As the matter now stands, there appears a valid, unchallenged option-contract supported by a consideration of $50.00 paid by appellants to appellees, whereby appellees agreed, upon the exercise by appellants of their agreed right “to close this option,” to execute to appellants a good “warranty” deed to certain real estate described therein at an agreed price per acre; which said contract appellees refused to perform upon their own self-invoked interpretation of the contract in a manner favorable to them. And by reason of such personal interpretation by appellees of an unambiguous agreement, appellants are denied the equities exercisable by the court in the premises and their contract rights are brushed aside and left to perish, together with the consideration paid by them under the terms of the agreement. In result, the case savors of an enforced unilateral contract rather than the adjustment of mutual rights under a bilateral contract.

In our opinion it appears rather incongruous that appellees should execute an option for the purchase of an estimated 5.2 acres of their land by appellants (who closed said option within the specified time) and thereafter demanded payment from the appellants for 8.95 acres, based on the same option contract.

In the hope of clarity of our views, it must be observed that appellees agreed, upon valuable consideration, to execute a “warranty” deed to the property described in the option. Under the existing facts, appellees are powerless to effectively “warrant” a good “merchantable” title to the land under the highways. Therefore, it must stand to reason that they did not intend that the description of the land in the option, which the appellants were to purchase and pay for, was to extend by metes and bounds to the center of the highways. Further, it is not to be presumed, in interpreting a written contract, that the parties intend to undertake the performance of impossible acts. It follows that appellees’ contention is rendered untenable by the impossibility of their performance of the very thing they contend for. Assume, for instance, that appellants were agreeable to a description of the land extending to the center of the highways, in what way or manner other than the vacation of the public highway easement, could appellees “warrant” a “merchantable” title to appellants of the land beneath the public highways? Merchantable Title: Kenefick v. Schumaker (1917), 64 Ind. App. 552, 568, 116 N. E. 319; Smith et al. v. Turner et al. (1875), 50 Ind. 367, 372, 373; 66 C. J. Vendor and Purchaser, §532. Appellees’ own contention demonstrates the lack of any ambiguity in the contract description of the land and also establishes the futility of their asserted reason for refusing to perform the contract.

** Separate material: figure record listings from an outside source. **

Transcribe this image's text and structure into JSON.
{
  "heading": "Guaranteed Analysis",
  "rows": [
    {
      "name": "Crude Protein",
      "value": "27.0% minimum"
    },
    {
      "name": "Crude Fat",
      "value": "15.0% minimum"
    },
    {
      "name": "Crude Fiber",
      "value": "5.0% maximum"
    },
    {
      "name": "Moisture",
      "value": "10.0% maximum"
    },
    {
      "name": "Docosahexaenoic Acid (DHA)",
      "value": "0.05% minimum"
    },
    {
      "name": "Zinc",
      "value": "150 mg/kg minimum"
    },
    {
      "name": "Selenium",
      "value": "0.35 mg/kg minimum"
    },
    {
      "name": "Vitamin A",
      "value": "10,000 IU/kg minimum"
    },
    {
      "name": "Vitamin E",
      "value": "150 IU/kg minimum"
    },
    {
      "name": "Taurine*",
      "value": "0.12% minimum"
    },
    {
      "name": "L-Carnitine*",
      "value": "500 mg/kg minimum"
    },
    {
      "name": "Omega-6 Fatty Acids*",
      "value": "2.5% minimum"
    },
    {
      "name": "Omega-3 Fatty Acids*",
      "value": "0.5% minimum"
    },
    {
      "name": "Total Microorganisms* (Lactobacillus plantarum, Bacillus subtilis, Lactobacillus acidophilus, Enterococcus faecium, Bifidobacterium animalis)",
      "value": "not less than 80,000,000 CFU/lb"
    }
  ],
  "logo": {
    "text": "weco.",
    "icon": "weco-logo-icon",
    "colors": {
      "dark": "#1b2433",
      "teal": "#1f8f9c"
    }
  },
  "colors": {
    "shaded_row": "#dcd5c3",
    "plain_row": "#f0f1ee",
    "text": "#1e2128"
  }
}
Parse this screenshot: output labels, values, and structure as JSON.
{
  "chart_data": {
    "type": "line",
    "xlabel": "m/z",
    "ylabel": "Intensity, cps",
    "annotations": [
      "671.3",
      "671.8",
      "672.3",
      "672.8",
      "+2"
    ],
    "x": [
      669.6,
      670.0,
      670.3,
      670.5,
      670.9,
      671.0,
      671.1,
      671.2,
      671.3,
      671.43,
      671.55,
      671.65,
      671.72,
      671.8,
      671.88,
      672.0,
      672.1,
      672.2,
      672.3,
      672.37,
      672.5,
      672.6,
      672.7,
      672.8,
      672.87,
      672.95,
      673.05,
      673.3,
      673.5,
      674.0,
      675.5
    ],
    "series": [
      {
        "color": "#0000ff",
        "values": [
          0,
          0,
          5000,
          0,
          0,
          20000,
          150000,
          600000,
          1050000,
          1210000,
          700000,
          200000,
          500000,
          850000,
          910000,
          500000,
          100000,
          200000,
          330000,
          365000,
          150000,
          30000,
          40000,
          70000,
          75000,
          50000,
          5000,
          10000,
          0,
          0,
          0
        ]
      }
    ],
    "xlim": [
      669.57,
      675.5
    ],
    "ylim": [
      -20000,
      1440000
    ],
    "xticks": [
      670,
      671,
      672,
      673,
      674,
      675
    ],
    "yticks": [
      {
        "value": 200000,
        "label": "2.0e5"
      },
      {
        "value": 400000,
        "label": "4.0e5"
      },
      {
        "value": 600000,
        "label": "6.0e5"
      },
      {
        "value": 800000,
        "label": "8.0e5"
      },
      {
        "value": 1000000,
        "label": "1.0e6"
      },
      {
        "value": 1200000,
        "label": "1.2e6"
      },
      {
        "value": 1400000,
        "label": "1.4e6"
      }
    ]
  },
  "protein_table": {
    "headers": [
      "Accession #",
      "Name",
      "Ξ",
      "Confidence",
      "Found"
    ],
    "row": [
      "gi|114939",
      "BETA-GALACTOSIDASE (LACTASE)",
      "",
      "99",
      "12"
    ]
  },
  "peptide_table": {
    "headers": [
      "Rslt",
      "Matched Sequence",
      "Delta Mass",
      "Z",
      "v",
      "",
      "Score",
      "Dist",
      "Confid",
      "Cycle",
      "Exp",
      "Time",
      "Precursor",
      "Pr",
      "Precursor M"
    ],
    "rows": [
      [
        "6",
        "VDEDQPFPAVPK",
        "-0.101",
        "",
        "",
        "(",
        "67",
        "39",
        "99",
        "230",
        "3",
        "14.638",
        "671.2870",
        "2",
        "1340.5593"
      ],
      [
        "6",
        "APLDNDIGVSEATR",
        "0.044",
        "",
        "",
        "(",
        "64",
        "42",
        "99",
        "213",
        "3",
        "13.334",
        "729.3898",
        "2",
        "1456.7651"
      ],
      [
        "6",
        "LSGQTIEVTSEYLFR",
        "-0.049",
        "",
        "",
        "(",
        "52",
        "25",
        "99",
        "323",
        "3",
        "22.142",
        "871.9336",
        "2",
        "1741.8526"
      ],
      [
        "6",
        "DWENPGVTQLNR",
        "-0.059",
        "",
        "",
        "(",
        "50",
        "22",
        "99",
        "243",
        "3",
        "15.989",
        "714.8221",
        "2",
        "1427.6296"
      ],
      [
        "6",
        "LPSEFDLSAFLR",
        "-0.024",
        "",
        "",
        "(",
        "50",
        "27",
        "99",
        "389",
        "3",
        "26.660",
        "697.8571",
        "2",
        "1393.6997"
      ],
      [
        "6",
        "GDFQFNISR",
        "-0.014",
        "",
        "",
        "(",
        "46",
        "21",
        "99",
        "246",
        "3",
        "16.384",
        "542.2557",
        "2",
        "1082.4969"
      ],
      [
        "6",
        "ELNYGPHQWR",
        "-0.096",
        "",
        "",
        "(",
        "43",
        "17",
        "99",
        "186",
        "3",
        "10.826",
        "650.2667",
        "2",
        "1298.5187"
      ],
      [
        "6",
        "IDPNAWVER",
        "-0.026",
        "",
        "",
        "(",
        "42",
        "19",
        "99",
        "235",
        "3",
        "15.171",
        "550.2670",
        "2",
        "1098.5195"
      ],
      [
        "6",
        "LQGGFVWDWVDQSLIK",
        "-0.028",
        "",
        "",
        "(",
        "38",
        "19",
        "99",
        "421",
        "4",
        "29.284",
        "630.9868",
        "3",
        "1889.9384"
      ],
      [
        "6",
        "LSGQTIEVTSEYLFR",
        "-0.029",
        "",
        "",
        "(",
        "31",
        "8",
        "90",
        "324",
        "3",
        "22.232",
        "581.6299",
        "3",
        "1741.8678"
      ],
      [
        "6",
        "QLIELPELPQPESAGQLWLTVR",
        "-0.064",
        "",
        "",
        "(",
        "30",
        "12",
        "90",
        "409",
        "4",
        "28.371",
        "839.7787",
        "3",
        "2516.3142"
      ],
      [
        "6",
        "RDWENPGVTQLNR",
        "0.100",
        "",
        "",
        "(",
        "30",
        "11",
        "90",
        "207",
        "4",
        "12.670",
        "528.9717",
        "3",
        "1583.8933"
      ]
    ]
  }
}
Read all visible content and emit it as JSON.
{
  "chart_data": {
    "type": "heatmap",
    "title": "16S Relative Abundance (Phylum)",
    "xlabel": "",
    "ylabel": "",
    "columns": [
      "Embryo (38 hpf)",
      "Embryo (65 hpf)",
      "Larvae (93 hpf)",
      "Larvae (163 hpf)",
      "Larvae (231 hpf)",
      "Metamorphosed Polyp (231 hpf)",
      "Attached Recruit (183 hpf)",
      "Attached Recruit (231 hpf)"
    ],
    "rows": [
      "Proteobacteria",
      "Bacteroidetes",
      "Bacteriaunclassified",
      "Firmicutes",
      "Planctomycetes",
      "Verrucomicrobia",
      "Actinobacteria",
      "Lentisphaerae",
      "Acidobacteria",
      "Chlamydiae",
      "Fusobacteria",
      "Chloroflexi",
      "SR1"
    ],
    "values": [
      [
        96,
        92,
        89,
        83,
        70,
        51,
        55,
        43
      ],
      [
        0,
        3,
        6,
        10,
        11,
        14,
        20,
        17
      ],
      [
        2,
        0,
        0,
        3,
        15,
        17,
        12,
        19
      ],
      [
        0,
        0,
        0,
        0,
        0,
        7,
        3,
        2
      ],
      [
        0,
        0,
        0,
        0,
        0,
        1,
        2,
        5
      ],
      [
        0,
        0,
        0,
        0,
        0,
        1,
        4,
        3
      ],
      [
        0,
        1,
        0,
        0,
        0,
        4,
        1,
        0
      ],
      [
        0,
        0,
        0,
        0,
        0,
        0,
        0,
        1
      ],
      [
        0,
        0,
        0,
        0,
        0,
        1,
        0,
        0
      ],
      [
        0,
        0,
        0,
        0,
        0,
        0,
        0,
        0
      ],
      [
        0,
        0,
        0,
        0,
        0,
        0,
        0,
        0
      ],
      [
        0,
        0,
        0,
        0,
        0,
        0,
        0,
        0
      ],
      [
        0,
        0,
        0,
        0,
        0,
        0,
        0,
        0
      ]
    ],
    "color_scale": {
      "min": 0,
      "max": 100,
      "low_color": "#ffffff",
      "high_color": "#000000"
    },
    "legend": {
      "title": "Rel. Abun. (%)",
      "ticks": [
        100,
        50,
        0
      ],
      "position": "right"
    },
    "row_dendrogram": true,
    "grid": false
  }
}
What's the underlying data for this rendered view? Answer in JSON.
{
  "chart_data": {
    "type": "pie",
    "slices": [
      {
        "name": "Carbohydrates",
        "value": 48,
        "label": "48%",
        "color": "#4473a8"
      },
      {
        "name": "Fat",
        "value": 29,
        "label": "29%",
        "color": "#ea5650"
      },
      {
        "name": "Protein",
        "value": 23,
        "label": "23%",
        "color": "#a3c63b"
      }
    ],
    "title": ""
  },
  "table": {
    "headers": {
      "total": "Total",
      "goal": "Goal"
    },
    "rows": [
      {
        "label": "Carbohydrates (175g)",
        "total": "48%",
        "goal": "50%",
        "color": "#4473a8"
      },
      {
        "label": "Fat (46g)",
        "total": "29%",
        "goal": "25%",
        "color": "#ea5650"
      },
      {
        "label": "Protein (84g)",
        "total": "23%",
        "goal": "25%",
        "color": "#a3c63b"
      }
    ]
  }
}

The briefs contain intimations that, because appellants submitted a deed which was unacceptable to appellees and the latter submitted a deed which was not acceptable to the former, it is evident that the agreement does not express the true intentions of the parties and, therefore, that such ambiguity becomes so apparent as to render the contract unenforceable by specific performance. We think there is nothing to this intimation. Such acts are insufficient to change the terms of the written agreement or instrument in the absence of a mutual agreement therefor.

It appears from the evidence that the deed submitted by appellants contained the description given in the contract and that appellees refused to sign it because it did not contain the land under the highways. Yet, the court denied appellants any equitable relief notwithstanding that the established facts show that the appellants’ deed, in so far as the description of the land is concerned, was the description contained .in the option-contract.

The evidence also discloses that appellants closed said option in order to acquire said land or real estate upon which to build a contemplated motel. It would seem, therefore, that the particular real estate possessed an intrinsic value to appellants and the latter could not be adequately recompensed by way of damages in lieu of enforcement of the option-contract by specific performance.

The judgment appealed from should be reversed and the cause remanded with instructions for further proceedings not inconsistent with the opinion of this court.

Judgment reversed.

Gonas, Kelley and Smith, JJ., concur.

Note. — Reported in 163 N. E. 2d 620.